To define “judgment”, it is the combination of relevant knowledge and experience with personal qualities to make decisions and form an opinion.
We exercise it through the awareness we have, by knowing who and what to trust, by understanding our feelings and beliefs, by the way we make our choices and, in the case of decisions, by being able to deliver what we chose.
So whatever a machine does with AI, it does not exercise judgment: machines are not mechanical human beings. Even the controversial possibility of “artificial general intelligence,” where what the machine can do is equivalent to what the human can do, does not fill these gaps.
These reasons do not mean that humans are better than machines in every situation. On the contrary, the use of machines may well have relative strengths and weaknesses. The relative superiority of the machine comes in certain cases from human weakness. AI offers speed and consistency, neutrality and focus, without being boring, sick, capricious, carried away by greed and fear, or by algorithms having distracting love affairs with each other.
The hypothesis that there is universal substitution is in any case simplistic.
Dr. Eric Topol, in his book Deep Medicine, describes the superiority of AI over humans in certain medical specialties such as radiology, where human fallibility is a problem. AI is getting even better at some aspects of nursing through remote monitoring of patients at home.

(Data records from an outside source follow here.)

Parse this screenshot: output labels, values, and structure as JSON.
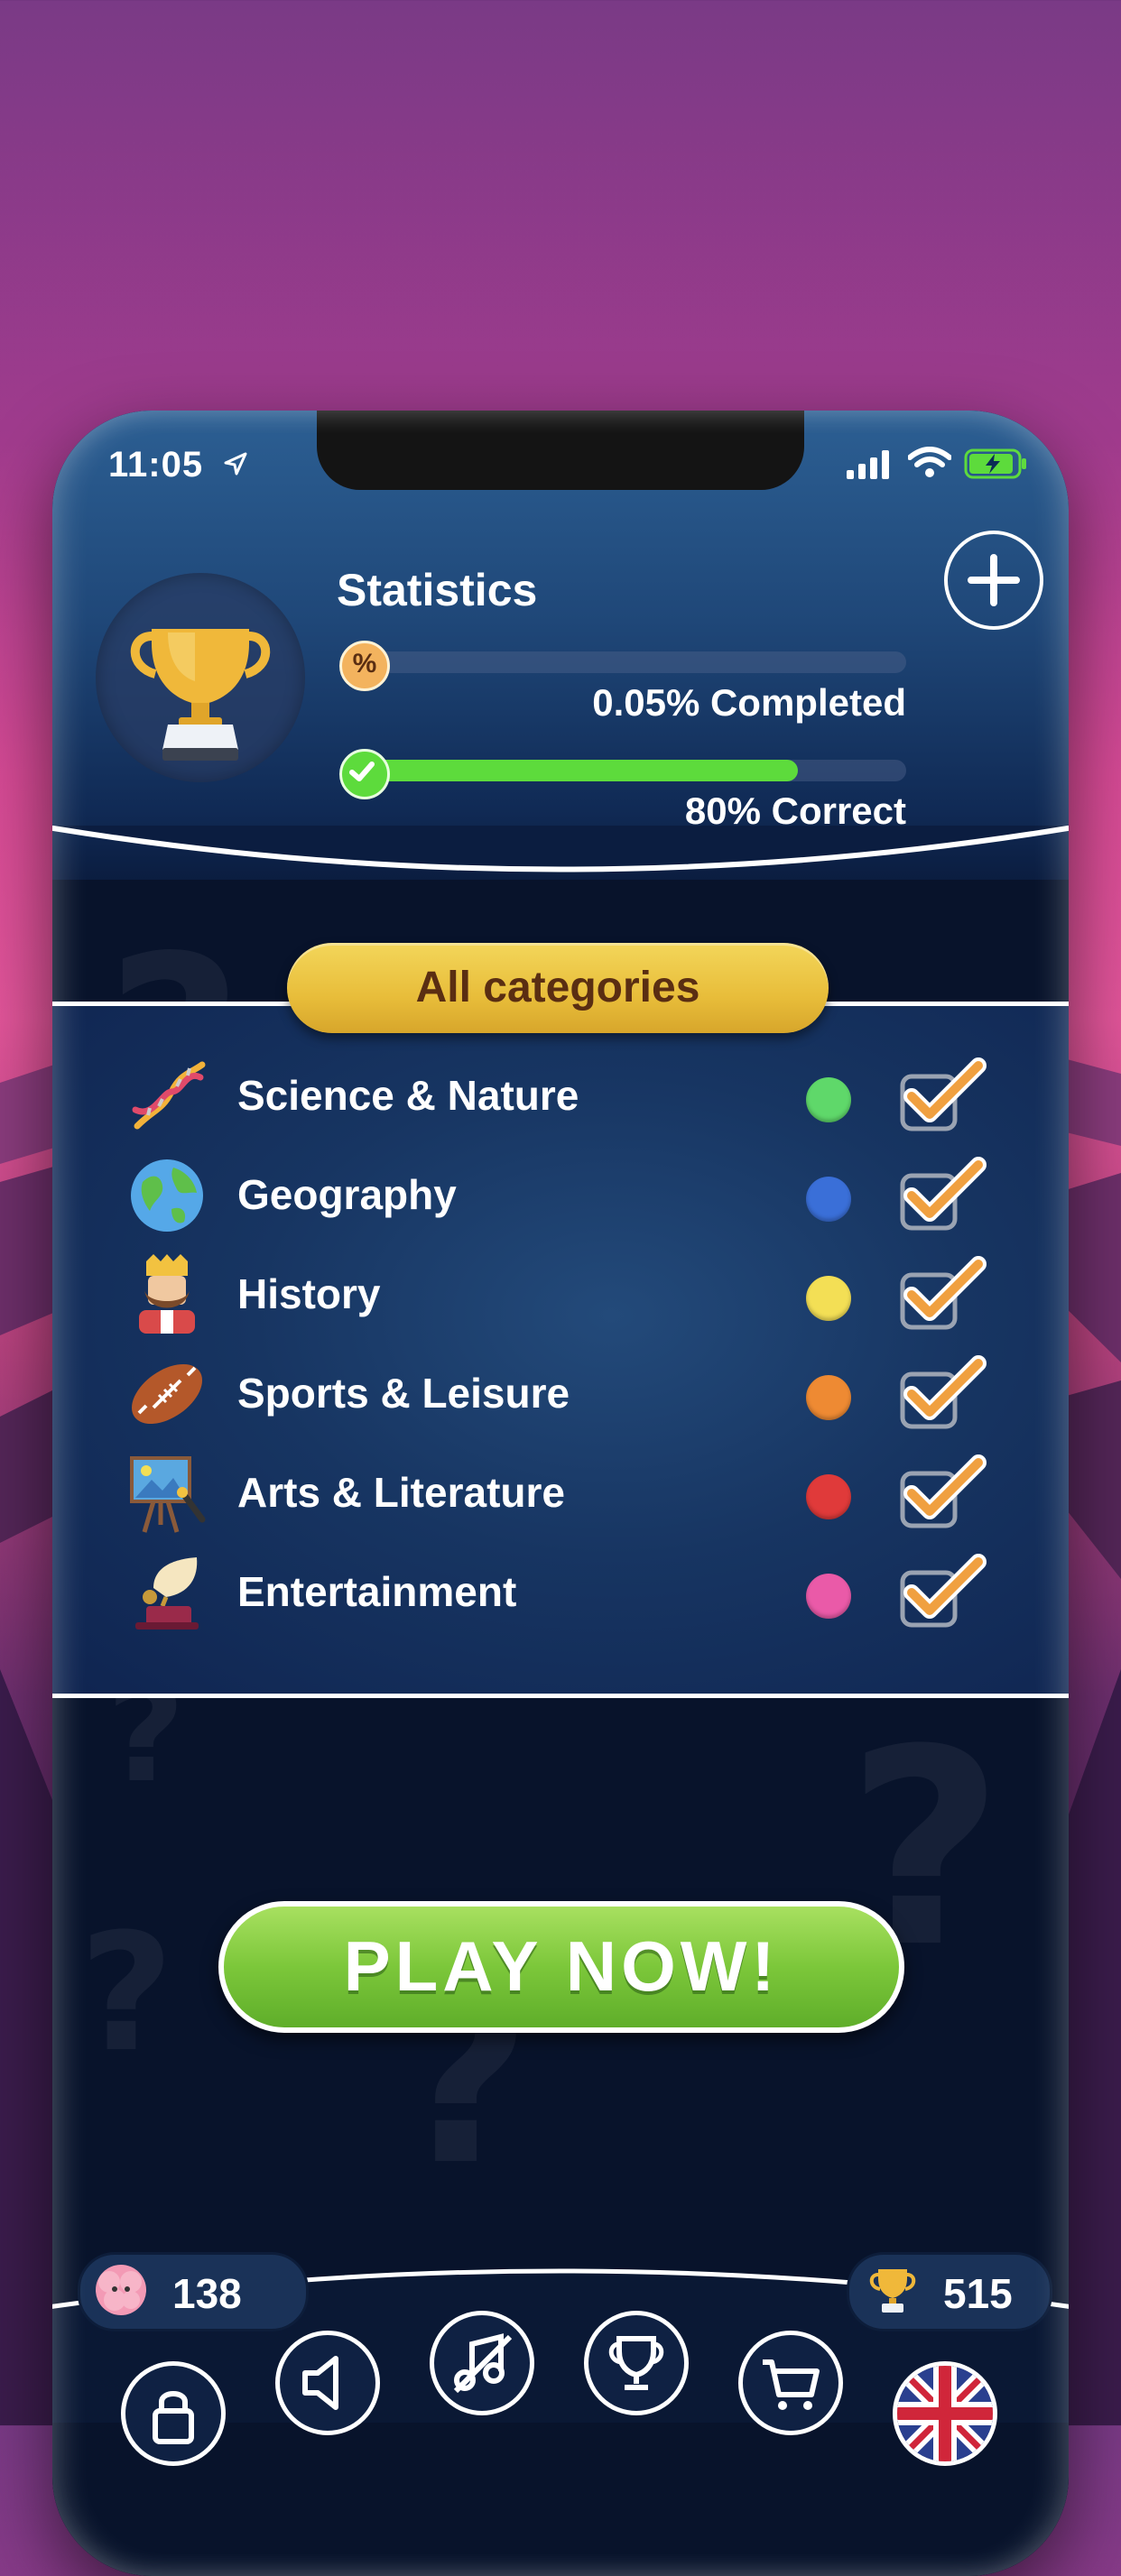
{
  "statusbar": {
    "time": "11:05"
  },
  "stats": {
    "title": "Statistics",
    "completed_badge": "%",
    "completed_fraction": 0.0005,
    "completed_text": "0.05% Completed",
    "correct_fraction": 0.8,
    "correct_text": "80% Correct"
  },
  "categories_header": "All categories",
  "categories": [
    {
      "label": "Science & Nature",
      "icon": "dna-icon",
      "color": "#5fd86a",
      "checked": true
    },
    {
      "label": "Geography",
      "icon": "globe-icon",
      "color": "#3a6fd8",
      "checked": true
    },
    {
      "label": "History",
      "icon": "king-icon",
      "color": "#f3df55",
      "checked": true
    },
    {
      "label": "Sports & Leisure",
      "icon": "football-icon",
      "color": "#ee8a33",
      "checked": true
    },
    {
      "label": "Arts & Literature",
      "icon": "painting-easel-icon",
      "color": "#e03a3a",
      "checked": true
    },
    {
      "label": "Entertainment",
      "icon": "gramophone-icon",
      "color": "#ea5aa8",
      "checked": true
    }
  ],
  "play_button": "PLAY NOW!",
  "footer": {
    "brains": "138",
    "trophies": "515"
  },
  "nav": [
    {
      "icon": "lock-icon"
    },
    {
      "icon": "speaker-icon"
    },
    {
      "icon": "music-icon"
    },
    {
      "icon": "trophy-icon"
    },
    {
      "icon": "cart-icon"
    },
    {
      "icon": "uk-flag-icon"
    }
  ],
  "colors": {
    "accent_gold": "#e8bd3a",
    "play_green": "#7cc73a",
    "panel_blue": "#173562"
  }
}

But AI cannot provide “the power of detailed and careful observation,” especially with complex psychological support, not only in nursing but in all aspects of medicine. Topol believes the ideal is for humans and machines to work together, with machines allowing humans to do what they do best: talk to patients.

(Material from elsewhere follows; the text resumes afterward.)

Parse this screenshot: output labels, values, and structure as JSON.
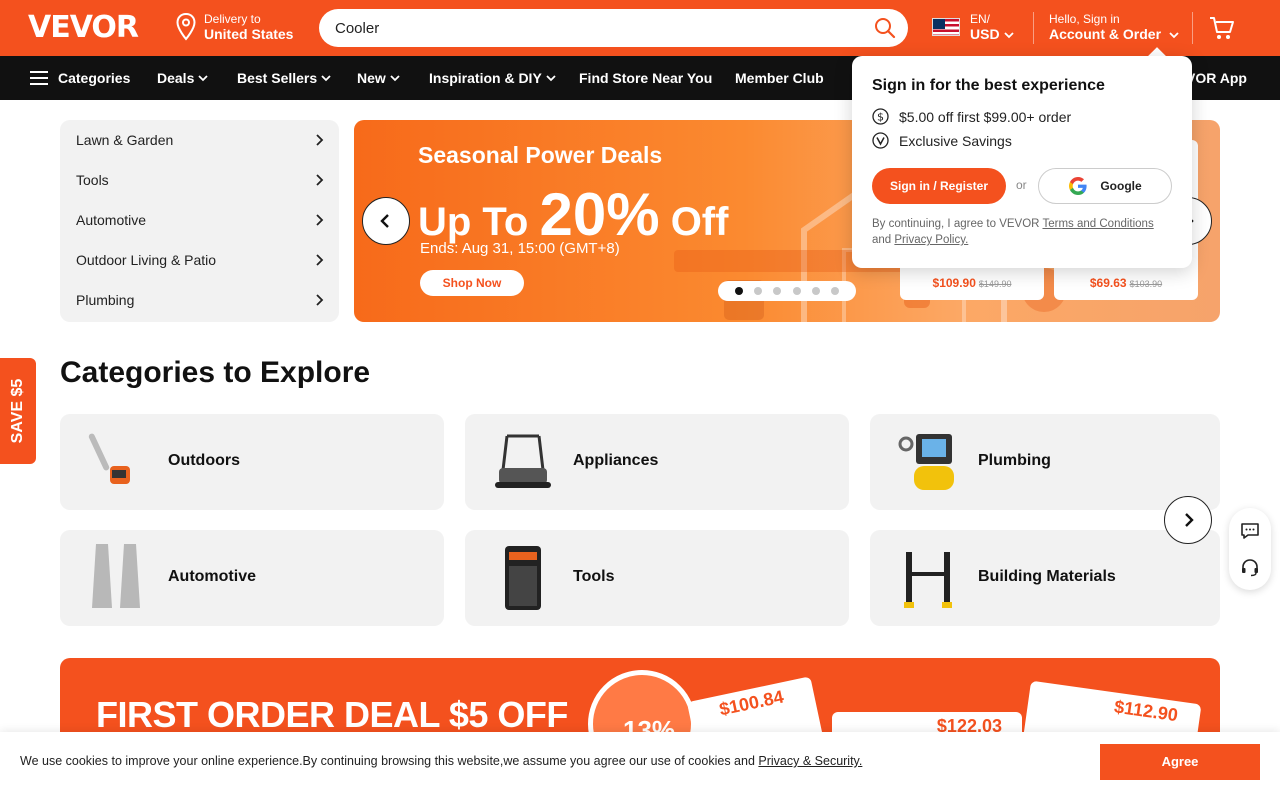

AI is not a zero-sum game in which machines win and humans lose. As Deep Medicine illustrates, it will be the combination of machine and human that will provide quality medical care.
Those who fail to recognize what AI can and cannot offer will be overwhelmed by those who do. But far from diminishing the role of judgment, AI will make even clearer the central contribution of humans in choices combining permutations of unprecedented situations, significant complexity, new variables, abstract thinking, unusual compromises, insufficient data, factors convoluted qualitative statements. , multidimensional risk, idiosyncratic relationships, and personality nuances.
In other words, this is the essence of what senior executives do and why they are paid handsomely to do it.
Sir Andrew Likierman is Professor of Management Practice at the London Business School and former Dean. He has published articles on judgment in leadership, professions and boards of directors.